深耕営業×企画提案型営業スタイルで 安定した受注基盤をつくる

 以前から力を入れてきた設計施工が高水準で提供できるようになり、総合建設業者として広く認知されてきた同社。その強みは、深耕営業と企画提案型営業にある。

 松川社長は、「得意先との関係性を強め、取引を継続・拡大していくことが創業以来の強みでもありました。現在は積極的に企画提案を行うことができるようになり、大型案件も増えてきました。その反面、設計段階から自社で手がけるため、高レベルの成果実現が必須条件とされます。しかしその分、得るものも多くあります。設計施工を通じて多種多様な物件に携われていることも、今後新たな受注基盤の確保につながるでしょう。顧客の要望通りに業務をこなすのではなく、提案すべきところはきちんと提案して、最良の物をつくり上げる姿勢も大事です」と力強く語る。

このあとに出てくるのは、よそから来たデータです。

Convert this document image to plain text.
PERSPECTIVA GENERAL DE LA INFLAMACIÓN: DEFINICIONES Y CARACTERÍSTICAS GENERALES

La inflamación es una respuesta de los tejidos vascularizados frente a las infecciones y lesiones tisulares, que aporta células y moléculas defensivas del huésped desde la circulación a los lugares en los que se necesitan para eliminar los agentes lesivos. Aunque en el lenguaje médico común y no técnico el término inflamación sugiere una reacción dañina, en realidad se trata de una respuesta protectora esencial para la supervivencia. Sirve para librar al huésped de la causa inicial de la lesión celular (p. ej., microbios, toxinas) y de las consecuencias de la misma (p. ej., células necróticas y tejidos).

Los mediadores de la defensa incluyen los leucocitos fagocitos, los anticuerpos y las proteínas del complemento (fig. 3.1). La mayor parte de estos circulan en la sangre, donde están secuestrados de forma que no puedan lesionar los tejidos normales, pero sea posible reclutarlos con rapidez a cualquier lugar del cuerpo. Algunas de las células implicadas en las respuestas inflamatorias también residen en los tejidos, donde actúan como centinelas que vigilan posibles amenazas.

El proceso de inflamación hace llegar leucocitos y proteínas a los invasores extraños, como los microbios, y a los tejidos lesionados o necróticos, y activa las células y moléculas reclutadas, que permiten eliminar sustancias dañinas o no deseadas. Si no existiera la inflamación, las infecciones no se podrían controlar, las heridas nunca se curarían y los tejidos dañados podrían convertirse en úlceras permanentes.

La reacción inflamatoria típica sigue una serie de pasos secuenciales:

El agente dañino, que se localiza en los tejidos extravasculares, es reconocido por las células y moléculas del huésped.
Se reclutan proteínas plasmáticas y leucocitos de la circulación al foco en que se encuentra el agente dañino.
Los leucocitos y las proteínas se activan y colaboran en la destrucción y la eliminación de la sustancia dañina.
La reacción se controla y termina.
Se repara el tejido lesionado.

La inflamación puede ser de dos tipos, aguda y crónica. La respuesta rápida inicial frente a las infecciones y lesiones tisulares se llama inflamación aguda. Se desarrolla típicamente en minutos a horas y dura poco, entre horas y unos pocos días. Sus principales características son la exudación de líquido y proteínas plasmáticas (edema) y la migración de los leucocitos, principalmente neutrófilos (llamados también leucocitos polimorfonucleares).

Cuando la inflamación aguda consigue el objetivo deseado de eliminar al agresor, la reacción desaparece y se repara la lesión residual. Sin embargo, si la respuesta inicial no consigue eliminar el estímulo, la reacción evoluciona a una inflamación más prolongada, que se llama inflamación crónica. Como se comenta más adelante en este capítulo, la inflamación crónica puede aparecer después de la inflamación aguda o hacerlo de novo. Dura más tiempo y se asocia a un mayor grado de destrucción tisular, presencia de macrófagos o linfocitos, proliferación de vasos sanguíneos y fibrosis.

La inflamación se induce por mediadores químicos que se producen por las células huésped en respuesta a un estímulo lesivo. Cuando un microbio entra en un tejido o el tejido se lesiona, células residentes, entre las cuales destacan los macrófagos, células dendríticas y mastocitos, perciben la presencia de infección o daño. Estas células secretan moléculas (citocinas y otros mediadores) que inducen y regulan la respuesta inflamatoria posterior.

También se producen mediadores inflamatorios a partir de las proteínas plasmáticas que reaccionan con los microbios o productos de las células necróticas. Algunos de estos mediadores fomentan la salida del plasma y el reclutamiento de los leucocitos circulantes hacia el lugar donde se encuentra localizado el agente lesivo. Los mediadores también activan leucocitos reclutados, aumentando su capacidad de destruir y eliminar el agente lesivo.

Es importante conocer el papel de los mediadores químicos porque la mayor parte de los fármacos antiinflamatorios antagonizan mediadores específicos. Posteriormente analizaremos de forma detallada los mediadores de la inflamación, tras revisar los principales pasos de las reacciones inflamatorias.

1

 こうした取り組みを堅実に積み重ね、安定した受注基盤を築いてきた同社にも新型コロナウイルスの影響は少なからずあった。しかし、建設のニーズが減少するわけではないため影響は限定的とみられている。もっとも、「アフターコロナ」を見据えて業務効率化や働き方改革を進めていくという課題は、以前よりも重みが増しつつある。

 今後の対応について、松川社長はいう。「図面管理や工事進捗管理などを効率的に行えるITツールも多く出てきましたが、現場業務・作業の部分ではまだ早いと感じます。建設は業務範囲が多種におよび、作業工程は細分化されています。また、もっとも重要なお取引先さまとの信頼関係の構築には人間の力が不可欠と考えています。技術革新によって選択肢は増えていきますが、当社がどの選択肢を選ぶかどうかの決断には、十分な見極めが必要です。また、ITツールやロボットを利用する前に、人の力で改善できることも多いはずです。社員たちに『自らが組織の管理者である』という意識付けを行うとともに、部門間を超えた連携強化を徹底することで生産性の向上を図っていきたいと思います」。


<COMPANY INFORMATION>
代 表:松川 伸太郎
所在地:福岡市博多区博多駅前1-31-17
設 立:1972月8月
資本金:9,900万円
TEL:092-414-6610
URL:http://www.sanko-bld.co.jp


<プロフィール>
松川 伸太郎
(まつかわ しんたろう)
1953年4月、福岡県生まれ。76年、福岡大学法学部卒業。90年に(株)サンコービルド入社後、営業本部長を務め、2018年4月1日、専務取締役に選任された。19年3月1日、代表取締役社長に就任し、現在に至る。